Author : William L. William L. Hamilton
Publisher : Springer Nature
Page : 141 pages
File Size : 36,6 MB
Release : 2022-06-01
Category : Computers
ISBN : 3031015886
Graph-structured data is ubiquitous throughout the natural and social sciences, from telecommunication networks to quantum chemistry. Building relational inductive biases into deep learning architectures is crucial for creating systems that can learn, reason, and generalize from this kind of data. Recent years have seen a surge in research on graph representation learning, including techniques for deep graph embeddings, generalizations of convolutional neural networks to graph-structured data, and neural message-passing approaches inspired by belief propagation. These advances in graph representation learning have led to new state-of-the-art results in numerous domains, including chemical synthesis, 3D vision, recommender systems, question answering, and social network analysis. This book provides a synthesis and overview of graph representation learning. It begins with a discussion of the goals of graph representation learning as well as key methodological foundations in graph theory and network analysis. Following this, the book introduces and reviews methods for learning node embeddings, including random-walk-based methods and applications to knowledge graphs. It then provides a technical synthesis and introduction to the highly successful graph neural network (GNN) formalism, which has become a dominant and fast-growing paradigm for deep learning with graph data. The book concludes with a synthesis of recent advancements in deep generative models for graphs—a nascent but quickly growing subset of graph representation learning.
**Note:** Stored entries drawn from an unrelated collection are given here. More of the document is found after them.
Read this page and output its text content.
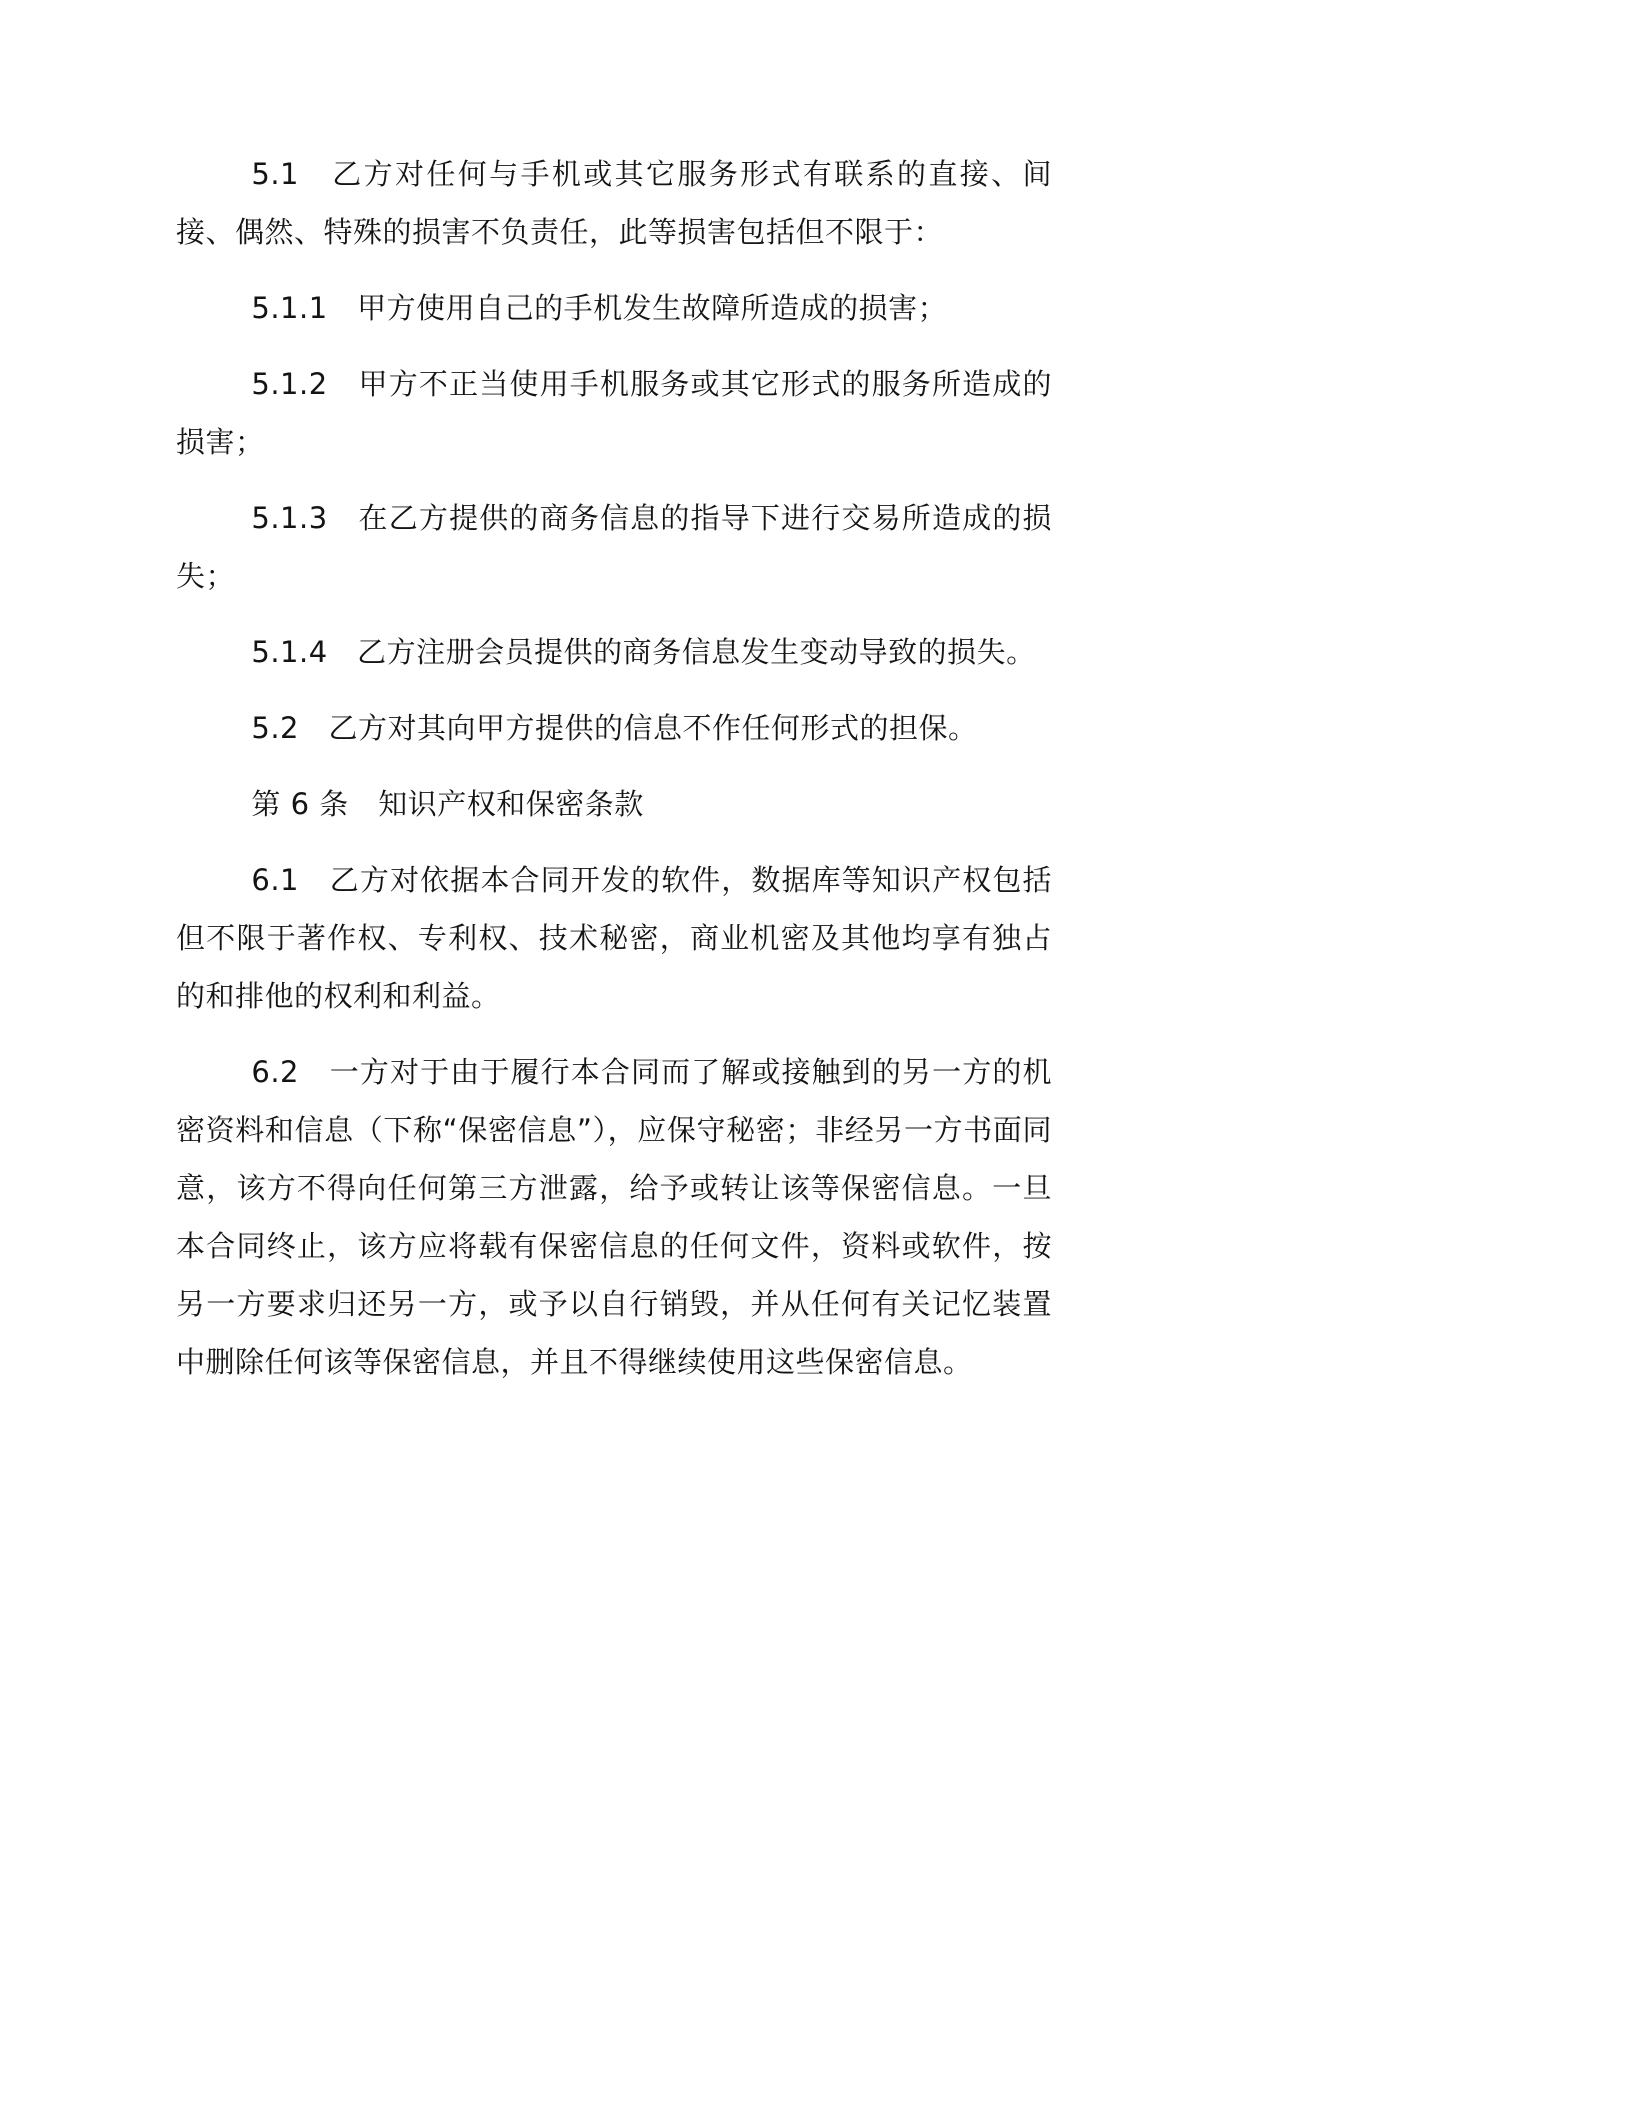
5.1　乙方对任何与手机或其它服务形式有联系的直接、间接、偶然、特殊的损害不负责任，此等损害包括但不限于：

5.1.1　甲方使用自己的手机发生故障所造成的损害；

5.1.2　甲方不正当使用手机服务或其它形式的服务所造成的损害；

5.1.3　在乙方提供的商务信息的指导下进行交易所造成的损失；

5.1.4　乙方注册会员提供的商务信息发生变动导致的损失。

5.2　乙方对其向甲方提供的信息不作任何形式的担保。

第 6 条　知识产权和保密条款

6.1　乙方对依据本合同开发的软件，数据库等知识产权包括但不限于著作权、专利权、技术秘密，商业机密及其他均享有独占的和排他的权利和利益。

6.2　一方对于由于履行本合同而了解或接触到的另一方的机密资料和信息（下称“保密信息”），应保守秘密；非经另一方书面同意，该方不得向任何第三方泄露，给予或转让该等保密信息。一旦本合同终止，该方应将载有保密信息的任何文件，资料或软件，按另一方要求归还另一方，或予以自行销毁，并从任何有关记忆装置中删除任何该等保密信息，并且不得继续使用这些保密信息。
Author : Giuliana Davidoff
Publisher : Cambridge University Press
Page : 156 pages
File Size : 45,8 MB
Release : 2003-01-27
Category : Mathematics
ISBN : 9780521824262
This text is a self-contained study of expander graphs, specifically, their explicit construction. Expander graphs are highly connected but sparse, and while being of interest within combinatorics and graph theory, they can also be applied to computer science and engineering. Only a knowledge of elementary algebra, analysis and combinatorics is required because the authors provide the necessary background from graph theory, number theory, group theory and representation theory. Thus the text can be used as a brief introduction to these subjects and their synthesis in modern mathematics.
Author : Chris Godsil
Publisher : Springer Science & Business Media
Page : 453 pages
File Size : 38,65 MB
Release : 2013-12-01
Category : Mathematics
ISBN : 1461301637
This book presents and illustrates the main tools and ideas of algebraic graph theory, with a primary emphasis on current rather than classical topics. It is designed to offer self-contained treatment of the topic, with strong emphasis on concrete examples.
Author : M. T. Barlow
Publisher : Cambridge University Press
Page : 239 pages
File Size : 44,42 MB
Release : 2017-02-23
Category : Mathematics
ISBN : 1107674425
Useful but hard-to-find results enrich this introduction to the analytic study of random walks on infinite graphs.